By Dees Stribling, Contributing Editor
Jacksonville, Fla.—GoldOller Real Estate Investments LLC has acquired Country Club Lakes Apartments for $56 million. The 555-unit property, which was built in the mid-1990s, is in East Jacksonville, the district east of downtown.
The acquisition was made through Philadelphia-based GoldOller’s private open-ended apartment fund, which was launched in January 2010. The fund now holds a portfolio of about 6,500 units located in seven states valued at about $500 million, and GoldOller says that it might buy $250 million more this year.
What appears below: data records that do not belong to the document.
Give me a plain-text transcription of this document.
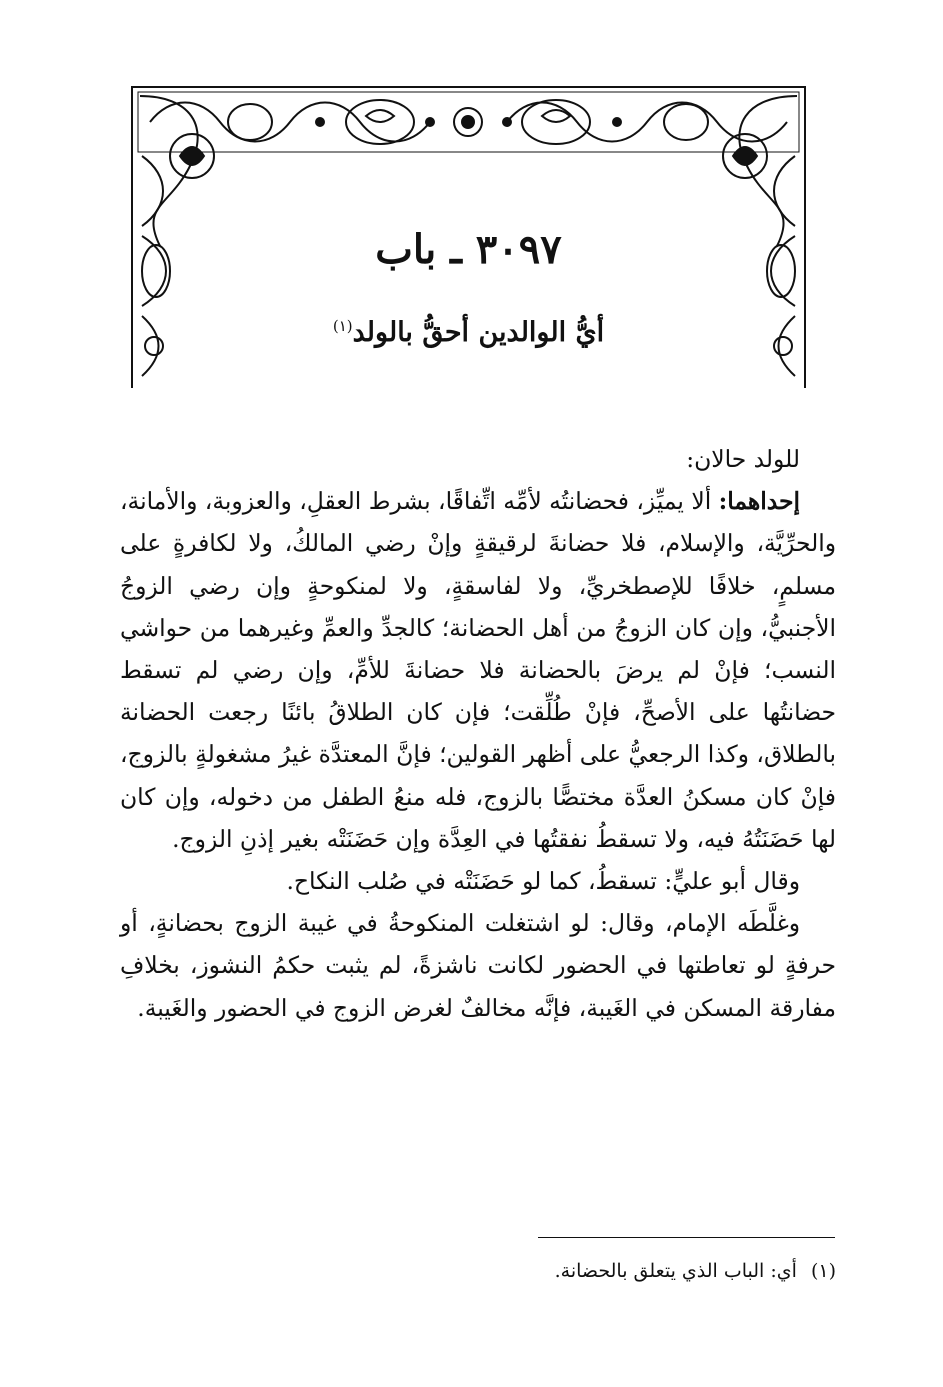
٣٠٩٧ ـ باب
أيُّ الوالدين أحقُّ بالولد$^{(١)}$

للولد حالان:

إحداهما: ألا يميِّز، فحضانتُه لأمِّه اتِّفاقًا، بشرط العقلِ، والعزوبة، والأمانة، والحرِّيَّة، والإسلام، فلا حضانةَ لرقيقةٍ وإنْ رضي المالكُ، ولا لكافرةٍ على مسلمٍ، خلافًا للإصطخريِّ، ولا لفاسقةٍ، ولا لمنكوحةٍ وإن رضي الزوجُ الأجنبيُّ، وإن كان الزوجُ من أهل الحضانة؛ كالجدِّ والعمِّ وغيرهما من حواشي النسب؛ فإنْ لم يرضَ بالحضانة فلا حضانةَ للأمِّ، وإن رضي لم تسقط حضانتُها على الأصحِّ، فإنْ طُلِّقت؛ فإن كان الطلاقُ بائنًا رجعت الحضانة بالطلاق، وكذا الرجعيُّ على أظهر القولين؛ فإنَّ المعتدَّة غيرُ مشغولةٍ بالزوج، فإنْ كان مسكنُ العدَّة مختصًّا بالزوج، فله منعُ الطفل من دخوله، وإن كان لها حَضَنَتُهُ فيه، ولا تسقطُ نفقتُها في العِدَّة وإن حَضَنَتْه بغير إذنِ الزوج.

وقال أبو عليٍّ: تسقطُ، كما لو حَضَنَتْه في صُلب النكاح.

وغلَّطَه الإمام، وقال: لو اشتغلت المنكوحةُ في غيبة الزوج بحضانةٍ، أو حرفةٍ لو تعاطتها في الحضور لكانت ناشزةً، لم يثبت حكمُ النشوز، بخلافِ مفارقة المسكن في الغَيبة، فإنَّه مخالفٌ لغرض الزوج في الحضور والغَيبة.

(١)أي: الباب الذي يتعلق بالحضانة.
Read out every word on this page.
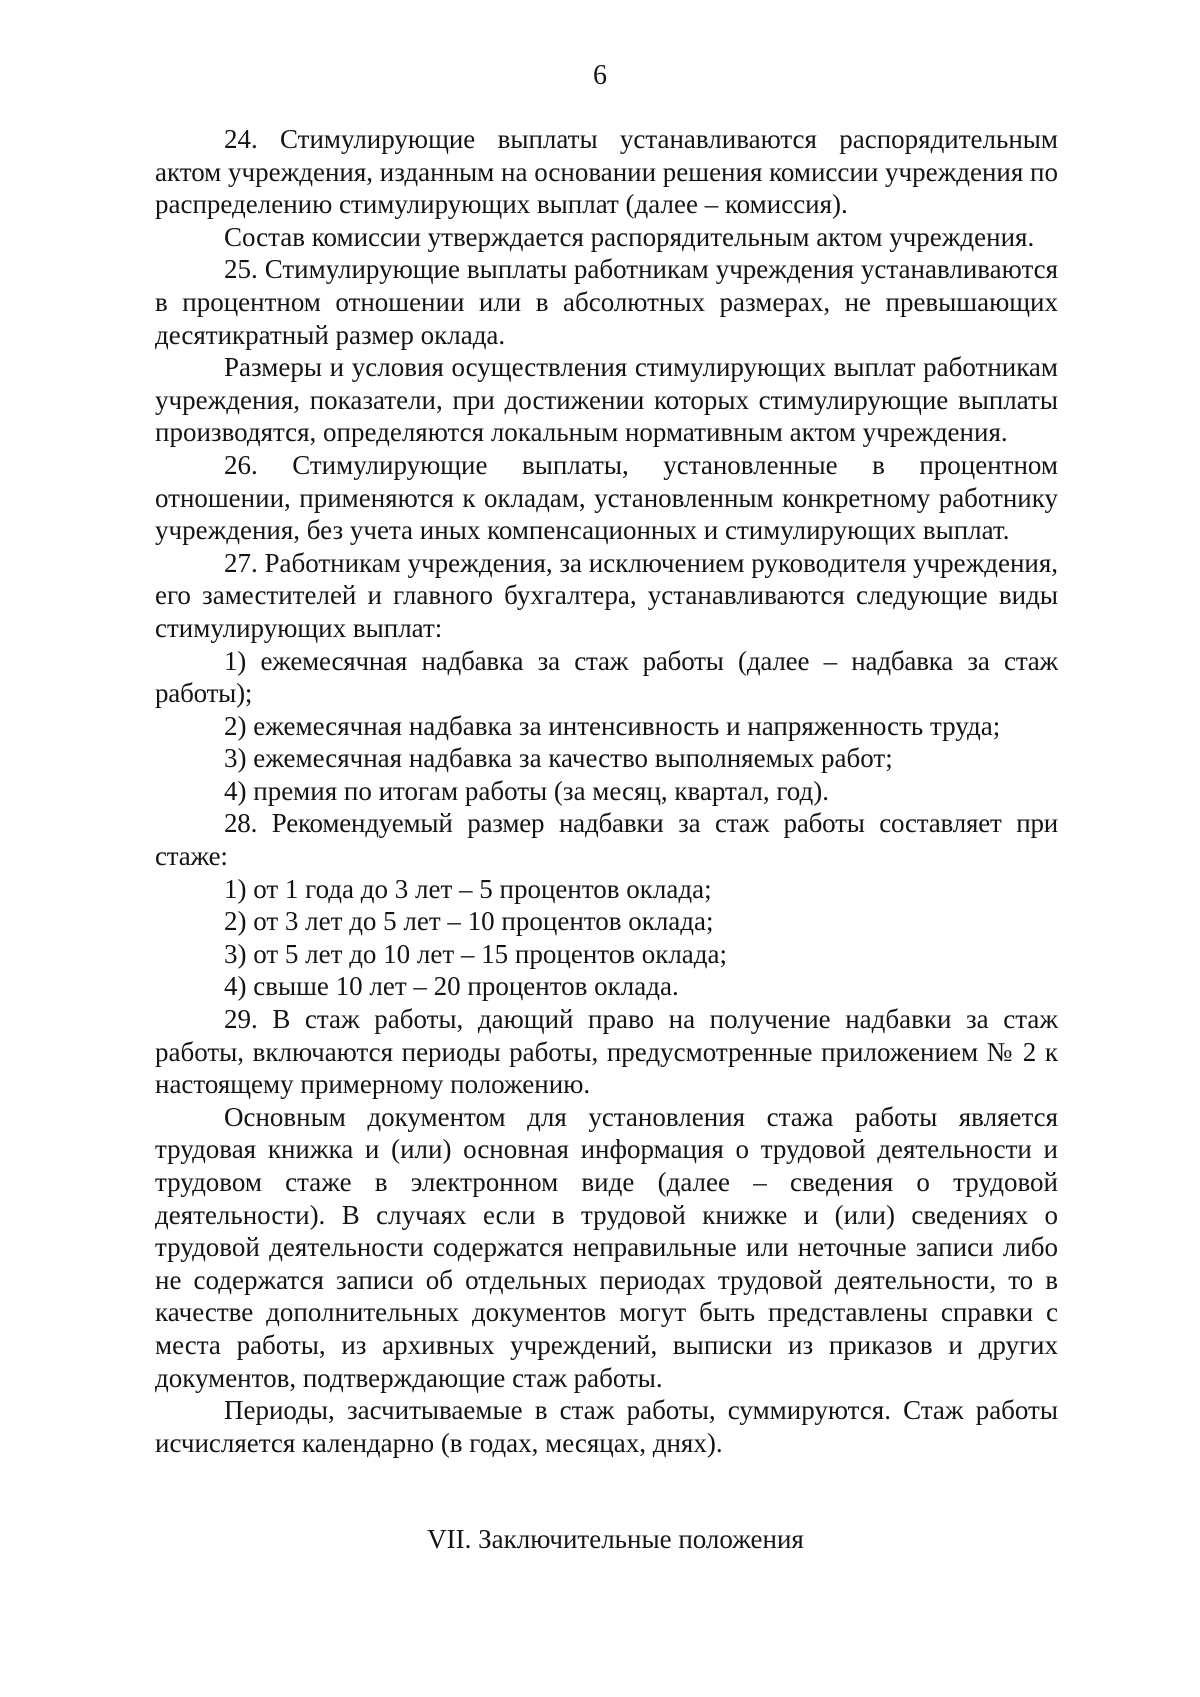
6

24. Стимулирующие выплаты устанавливаются распорядительным актом учреждения, изданным на основании решения комиссии учреждения по распределению стимулирующих выплат (далее – комиссия).

Состав комиссии утверждается распорядительным актом учреждения.

25. Стимулирующие выплаты работникам учреждения устанавливаются в процентном отношении или в абсолютных размерах, не превышающих десятикратный размер оклада.

Размеры и условия осуществления стимулирующих выплат работникам учреждения, показатели, при достижении которых стимулирующие выплаты производятся, определяются локальным нормативным актом учреждения.

26. Стимулирующие выплаты, установленные в процентном отношении, применяются к окладам, установленным конкретному работнику учреждения, без учета иных компенсационных и стимулирующих выплат.

27. Работникам учреждения, за исключением руководителя учреждения, его заместителей и главного бухгалтера, устанавливаются следующие виды стимулирующих выплат:

1) ежемесячная надбавка за стаж работы (далее – надбавка за стаж работы);

2) ежемесячная надбавка за интенсивность и напряженность труда;

3) ежемесячная надбавка за качество выполняемых работ;

4) премия по итогам работы (за месяц, квартал, год).

28. Рекомендуемый размер надбавки за стаж работы составляет при стаже:

1) от 1 года до 3 лет – 5 процентов оклада;

2) от 3 лет до 5 лет – 10 процентов оклада;

3) от 5 лет до 10 лет – 15 процентов оклада;

4) свыше 10 лет – 20 процентов оклада.

29. В стаж работы, дающий право на получение надбавки за стаж работы, включаются периоды работы, предусмотренные приложением № 2 к настоящему примерному положению.

Основным документом для установления стажа работы является трудовая книжка и (или) основная информация о трудовой деятельности и трудовом стаже в электронном виде (далее – сведения о трудовой деятельности). В случаях если в трудовой книжке и (или) сведениях о трудовой деятельности содержатся неправильные или неточные записи либо не содержатся записи об отдельных периодах трудовой деятельности, то в качестве дополнительных документов могут быть представлены справки с места работы, из архивных учреждений, выписки из приказов и других документов, подтверждающие стаж работы.

Периоды, засчитываемые в стаж работы, суммируются. Стаж работы исчисляется календарно (в годах, месяцах, днях).

VII. Заключительные положения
GoldOller is no stranger to the greater Jacksonville market. The company also owns and operates the Club at Town Center, a 432-unit apartment community in Jacksonville’s Southside (Town Center) area. According to the company, both properties will offer GoldOller’s new “Life on the GO” resident services, which include onsite fitness classes, nutritional counseling and yoga.
The property wasn’t on the market that long, since buyers of all stripes are actively seeking apartment properties even in non-gateway but economically sound cities, such as Jacksonville. CBRE Group Inc., acting on behalf of the seller, brought the property to market only in Sept. 2012, as part of a three-property portfolio for sale as a portfolio, or singly.
Jacksonville has recovered from the recession better than many places, and the prospect for job creation in the area in 2013 is good: an estimated net increase of 9,700 jobs, or a 1.6 percent expansion of the area’s employment base. That compares with 3,000 jobs created in 2012.
Investment specialist Marcus & Millichap reports that local apartment vacancies dropped 120 basis points in 2012 to 8.1 percent. It predicts that metro Jacksonville asking rents will rise 3.4 percent in 2013, with effective rents gaining 3.1 percent. There will be a fairly large number of new units on the market, however—approximately 1,500—to compete with existing properties.